Contributos Para O Desassossego (2)

A TRISTE APARÊNCIA DA DESGRAÇA

A única coisa que importa é o triunfo do agora.
É a isto que eu chamo a «cegueira da razão»”.
“Outros Cadernos, El Cronista”, José Saramago, 1998


A pobreza confrangedora do discurso combina na perfeição com o personagem triste e vergado ao peso da péssima imagem que tem no País. Sem a mínima possibilidade de elaborar umas palavras que façam a diferença, sempre colado e conivente com a desastrosa política do governo, o homem lá vai repetindo um discurso cansativo, de recorte sistematicamente semelhante, não poupando os que ainda são capazes de o ouvir durante mais de 2 minutos. Para quem fala ele afinal?

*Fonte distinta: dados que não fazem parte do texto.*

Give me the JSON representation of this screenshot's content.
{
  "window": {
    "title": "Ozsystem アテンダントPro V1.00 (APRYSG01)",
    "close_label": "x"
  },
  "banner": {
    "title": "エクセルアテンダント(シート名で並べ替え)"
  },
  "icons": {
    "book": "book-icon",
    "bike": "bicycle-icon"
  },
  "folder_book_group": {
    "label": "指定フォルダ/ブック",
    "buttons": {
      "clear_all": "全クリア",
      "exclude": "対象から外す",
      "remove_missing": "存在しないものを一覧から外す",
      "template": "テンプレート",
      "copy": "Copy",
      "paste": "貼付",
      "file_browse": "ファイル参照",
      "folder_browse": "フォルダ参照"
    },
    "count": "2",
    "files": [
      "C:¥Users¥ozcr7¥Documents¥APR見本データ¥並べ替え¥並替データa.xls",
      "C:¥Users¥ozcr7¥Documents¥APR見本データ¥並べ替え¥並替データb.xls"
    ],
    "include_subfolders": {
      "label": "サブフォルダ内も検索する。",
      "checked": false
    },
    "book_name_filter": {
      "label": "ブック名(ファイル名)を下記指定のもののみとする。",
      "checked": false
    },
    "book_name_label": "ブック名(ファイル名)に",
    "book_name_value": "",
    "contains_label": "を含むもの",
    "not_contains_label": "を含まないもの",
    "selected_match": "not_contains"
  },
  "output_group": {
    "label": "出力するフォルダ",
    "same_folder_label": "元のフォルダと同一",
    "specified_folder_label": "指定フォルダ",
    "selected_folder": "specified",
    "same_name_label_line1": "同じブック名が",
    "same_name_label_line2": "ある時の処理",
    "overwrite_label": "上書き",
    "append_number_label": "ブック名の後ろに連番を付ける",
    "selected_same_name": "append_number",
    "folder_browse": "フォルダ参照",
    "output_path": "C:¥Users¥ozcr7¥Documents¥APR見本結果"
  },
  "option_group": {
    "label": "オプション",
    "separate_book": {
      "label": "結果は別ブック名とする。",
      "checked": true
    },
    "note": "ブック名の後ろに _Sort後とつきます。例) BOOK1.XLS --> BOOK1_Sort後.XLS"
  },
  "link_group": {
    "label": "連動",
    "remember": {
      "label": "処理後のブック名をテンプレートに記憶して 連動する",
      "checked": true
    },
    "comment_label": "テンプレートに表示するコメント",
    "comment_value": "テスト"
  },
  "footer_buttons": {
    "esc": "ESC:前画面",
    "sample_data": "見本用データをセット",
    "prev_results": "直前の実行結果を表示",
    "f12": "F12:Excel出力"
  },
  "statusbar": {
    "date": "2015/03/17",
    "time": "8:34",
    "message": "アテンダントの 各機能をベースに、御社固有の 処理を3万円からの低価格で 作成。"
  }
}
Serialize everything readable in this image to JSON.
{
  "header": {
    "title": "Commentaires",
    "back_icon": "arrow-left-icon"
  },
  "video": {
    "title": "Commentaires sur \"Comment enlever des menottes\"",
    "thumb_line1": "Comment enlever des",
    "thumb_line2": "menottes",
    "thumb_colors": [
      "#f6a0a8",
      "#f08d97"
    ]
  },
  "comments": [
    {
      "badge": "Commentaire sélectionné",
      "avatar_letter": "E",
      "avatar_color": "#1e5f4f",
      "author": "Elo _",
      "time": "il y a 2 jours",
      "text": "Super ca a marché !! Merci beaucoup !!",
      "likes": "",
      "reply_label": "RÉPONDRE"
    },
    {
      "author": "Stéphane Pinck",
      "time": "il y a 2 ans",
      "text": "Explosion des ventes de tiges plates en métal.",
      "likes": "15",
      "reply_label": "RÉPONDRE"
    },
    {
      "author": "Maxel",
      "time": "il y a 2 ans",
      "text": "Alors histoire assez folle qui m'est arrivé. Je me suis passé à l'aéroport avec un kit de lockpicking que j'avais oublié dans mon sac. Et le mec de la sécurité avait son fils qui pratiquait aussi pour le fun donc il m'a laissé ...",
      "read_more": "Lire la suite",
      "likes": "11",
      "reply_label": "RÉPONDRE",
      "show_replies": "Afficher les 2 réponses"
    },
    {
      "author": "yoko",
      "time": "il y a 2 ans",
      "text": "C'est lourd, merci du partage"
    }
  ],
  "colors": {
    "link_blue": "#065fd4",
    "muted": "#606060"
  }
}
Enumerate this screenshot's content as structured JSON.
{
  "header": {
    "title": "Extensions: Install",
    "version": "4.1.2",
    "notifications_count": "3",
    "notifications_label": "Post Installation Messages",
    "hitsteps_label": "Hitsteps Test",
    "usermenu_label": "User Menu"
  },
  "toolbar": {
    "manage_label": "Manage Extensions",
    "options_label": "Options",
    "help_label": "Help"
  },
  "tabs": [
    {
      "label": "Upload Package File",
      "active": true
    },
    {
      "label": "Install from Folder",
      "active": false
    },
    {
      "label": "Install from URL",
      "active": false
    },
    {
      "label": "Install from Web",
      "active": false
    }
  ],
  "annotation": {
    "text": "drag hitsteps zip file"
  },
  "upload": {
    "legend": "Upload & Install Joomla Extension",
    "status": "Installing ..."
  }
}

Para fora, para dentro, para os privilegiados (como ele) dos negócios do BPP, para meia dúzia de reformados de luxo (como ele), para os detentores de refúgios no Algarve, para os banqueiros, para os homens de recorte duvidoso que sempre o acompanharam, para uma minoria social que cada vez mais cresce em dividendos e prebendas? Entretanto que palavras tem para os que sofrem na pele os desmandos da sua clique, para os desempregados que penam dia a dia sem qualquer esperança de encontrar trabalho digno, para os jovens que são o futuro do País e que não vislumbram futuro nenhum, para os seniores que vêem cortadas as sua pensões e têm que sustentar filhos e netos, para uma enorme massa humana que vive no limiar da pobreza? Nada, um completo vazio, tal como a sua personagem entediante. Arautos da desgraça? Que dizer disto, quando o futuro parece ser penalizar sempre e cada vez mais as gerações que vivem do trabalho, cada vez mais precário e indigno? Desgraça é ter um personagem destes num lugar que deveria ser de respeito. Desgraça é ouvir a lengalenga do costume, sempre pautada pelo elogio da injustiça social e da conformidade perante o ataque aos direitos das pessoas. Alguém disse, suprema ironia, que se iria condecorar a si próprio, pois ninguém no futuro será capaz de o fazer. Tendo falhado em toda a linha, vem agora “despedir-se” com mais do mesmo e sem o mínimo sinal de generosidade. Nem para os que nele alguma vez terão confiado o voto. Superior a tudo isso, pairando numa nuvem seca que não é capaz de dar um único pingo, o homem não é capaz de acabar o mandato com dignidade, porque é muito capaz de não conhecer o termo, ou dele ter a imagem distorcida que caracteriza o seu semblante tenso e carregado, capaz apenas de produzir um sentimento: tédio.


Sem ser capaz de dizer em português correcto “cidadãos”, preferindo os “cidadões” que qualquer corrector emenda de imediato. O homem que sempre teve razão triunfa no agora, porque o agora é efémero. Como é porventura limitado na capacidade de análise, contenta-se apenas com isso.